Ayotte remains undecided on Syria resolution after dinner with Obama, Biden
Sen. Kelly Ayotte remains undecided on whether to support President Barack Obama’s plan for military strikes against Syria after a dinner discussion with the President and Vice President Joe Biden on Sunday night, a spokesman said Monday.
Ayotte was among six Republican senators who dined on “Italian food served family style” at the U.S. Naval Observatory, the official residence of the Vice President, according to a pool report.
Obama, reports say, made an unannounced visit to the observatory shortly after 7 p.m. and spent about 80 minutes with the group.
The dinner and presidential drop-by was part of Obama’s intensifying effort to lobby undecided and skeptical members of Congress to support his resolution authorizing military force against the Syrian government. He is scheduled to speak to the nation from the Oval Office on his plan Tuesday night.
Ayotte spokesman Jeff Grappone said Monday that following the dinner, Ayotte remains undecided.
In an email to constituents last Friday, Ayotte wrote that after participating in a classified Senate Armed Services Committee briefing last Wednesday, she was evaluating the Senate resolution.
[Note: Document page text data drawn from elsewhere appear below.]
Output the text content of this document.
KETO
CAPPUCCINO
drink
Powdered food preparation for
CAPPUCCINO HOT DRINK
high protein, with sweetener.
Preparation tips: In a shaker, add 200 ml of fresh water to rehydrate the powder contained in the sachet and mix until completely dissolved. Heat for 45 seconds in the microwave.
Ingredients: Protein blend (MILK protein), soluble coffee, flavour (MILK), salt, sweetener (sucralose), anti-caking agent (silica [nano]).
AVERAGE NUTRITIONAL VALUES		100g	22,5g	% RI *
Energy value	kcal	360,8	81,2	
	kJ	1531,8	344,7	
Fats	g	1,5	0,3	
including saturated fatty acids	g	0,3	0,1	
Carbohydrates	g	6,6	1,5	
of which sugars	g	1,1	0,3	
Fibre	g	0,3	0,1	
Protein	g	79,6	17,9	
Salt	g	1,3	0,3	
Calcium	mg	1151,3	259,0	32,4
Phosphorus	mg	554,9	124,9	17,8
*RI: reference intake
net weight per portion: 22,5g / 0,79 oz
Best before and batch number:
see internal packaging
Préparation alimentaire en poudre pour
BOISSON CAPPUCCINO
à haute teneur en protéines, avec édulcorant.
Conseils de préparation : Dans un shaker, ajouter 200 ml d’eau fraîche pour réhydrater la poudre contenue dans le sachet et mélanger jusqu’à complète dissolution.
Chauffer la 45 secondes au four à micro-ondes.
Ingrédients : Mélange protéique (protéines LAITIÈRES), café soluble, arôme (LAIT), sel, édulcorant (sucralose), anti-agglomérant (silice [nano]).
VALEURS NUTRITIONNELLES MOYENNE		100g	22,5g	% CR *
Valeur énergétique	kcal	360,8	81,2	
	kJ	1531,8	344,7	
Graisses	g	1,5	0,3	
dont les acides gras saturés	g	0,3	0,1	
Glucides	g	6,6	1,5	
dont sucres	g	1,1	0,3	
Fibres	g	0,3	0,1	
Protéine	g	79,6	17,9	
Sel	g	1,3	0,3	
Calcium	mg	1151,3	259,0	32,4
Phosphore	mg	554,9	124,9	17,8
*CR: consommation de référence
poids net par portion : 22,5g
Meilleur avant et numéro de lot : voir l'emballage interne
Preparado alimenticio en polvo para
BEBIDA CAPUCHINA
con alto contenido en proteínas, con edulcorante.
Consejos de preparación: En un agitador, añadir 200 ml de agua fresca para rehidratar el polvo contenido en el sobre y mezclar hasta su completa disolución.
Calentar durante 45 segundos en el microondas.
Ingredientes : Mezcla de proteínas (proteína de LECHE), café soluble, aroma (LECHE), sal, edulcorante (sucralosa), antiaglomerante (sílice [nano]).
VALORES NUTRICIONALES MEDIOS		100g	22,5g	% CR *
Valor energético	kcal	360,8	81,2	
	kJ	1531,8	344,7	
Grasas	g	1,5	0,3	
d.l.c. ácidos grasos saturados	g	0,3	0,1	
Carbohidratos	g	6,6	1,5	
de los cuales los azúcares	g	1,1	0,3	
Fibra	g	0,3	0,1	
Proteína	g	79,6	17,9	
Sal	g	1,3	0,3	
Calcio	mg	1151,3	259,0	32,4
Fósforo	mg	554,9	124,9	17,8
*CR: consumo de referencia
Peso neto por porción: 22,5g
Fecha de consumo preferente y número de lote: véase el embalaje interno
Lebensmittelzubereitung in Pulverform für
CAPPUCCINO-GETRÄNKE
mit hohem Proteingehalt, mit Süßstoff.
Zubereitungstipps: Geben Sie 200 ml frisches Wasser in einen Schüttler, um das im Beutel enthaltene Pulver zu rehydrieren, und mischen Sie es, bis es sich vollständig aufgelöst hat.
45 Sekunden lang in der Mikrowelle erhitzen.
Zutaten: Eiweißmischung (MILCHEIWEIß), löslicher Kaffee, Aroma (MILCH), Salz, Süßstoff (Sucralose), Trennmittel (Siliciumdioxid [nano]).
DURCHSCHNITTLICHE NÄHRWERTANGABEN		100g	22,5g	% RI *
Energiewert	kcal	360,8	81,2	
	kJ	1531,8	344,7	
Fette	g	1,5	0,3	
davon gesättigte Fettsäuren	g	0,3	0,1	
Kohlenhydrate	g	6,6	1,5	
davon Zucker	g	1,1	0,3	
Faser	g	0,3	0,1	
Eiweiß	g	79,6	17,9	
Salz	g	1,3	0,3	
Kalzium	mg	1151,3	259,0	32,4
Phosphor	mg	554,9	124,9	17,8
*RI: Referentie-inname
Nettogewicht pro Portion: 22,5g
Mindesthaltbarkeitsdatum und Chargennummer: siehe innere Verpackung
The first vote related to the resolution will be a “cloture” vote, requiring 60 votes, to proceed to debate and vote on the resolution. A vote Wednesday on moving forward with debate appears likely.
The final vote requires a simply majority.
The timing of a vote in the House remains unclear.
The resolution that passed the Senate Foreign Relations Committee on a 10-7 vote last week sets a 60-day deadline for military action in Syria, with one 30-day extension possible. It also bars the involvement of U.S. ground forces.
“I still have additional questions about our military objectives and how we will achieve them,” Ayotte wrote on Friday.
“I look forward to hearing what the President will say in his address to the nation” on Tuesday night, “including why using military force against the Assad regime is in our national security interests, what our objectives will be in using force, and how we will achieve those objectives,” Ayotte wrote.
Also attending the Sunday night dinner were Sens. Susan Collins of Maine, Lindsey Graham of South Carolina, Saxby Chambliss of Georgia, Rob Corker of Tennessee and Deb Fischer of Nebraska.
Sen. Jeanne Shaheen is supporting Obama on the strike, having voted in favor of the resolution in the foreign relations committee last week.
“Failing to take action against the Assad regime’s use of chemical weapons poses a significant and direct threat to American national security interests,” Shaheen said after the vote.
In the House, New Hampshire Rep. Carol Shea-Porter said she opposes the strike, while Rep. Ann Kuster has said she is leaning against the resolution.
Shea-Porter said, “If the United States launches a sustained and heavy attack, we run the risk of swapping (Syrian leader) Assad out for some equally ruthless group. If we launch a smaller, targeted attack, we run the risk of emboldening President Assad and causing more casualties.”
Kuster said her concern “is that this strike -- whatever the scope, whatever the duration -- will have consequences in the region that I don’t know that we can predict.”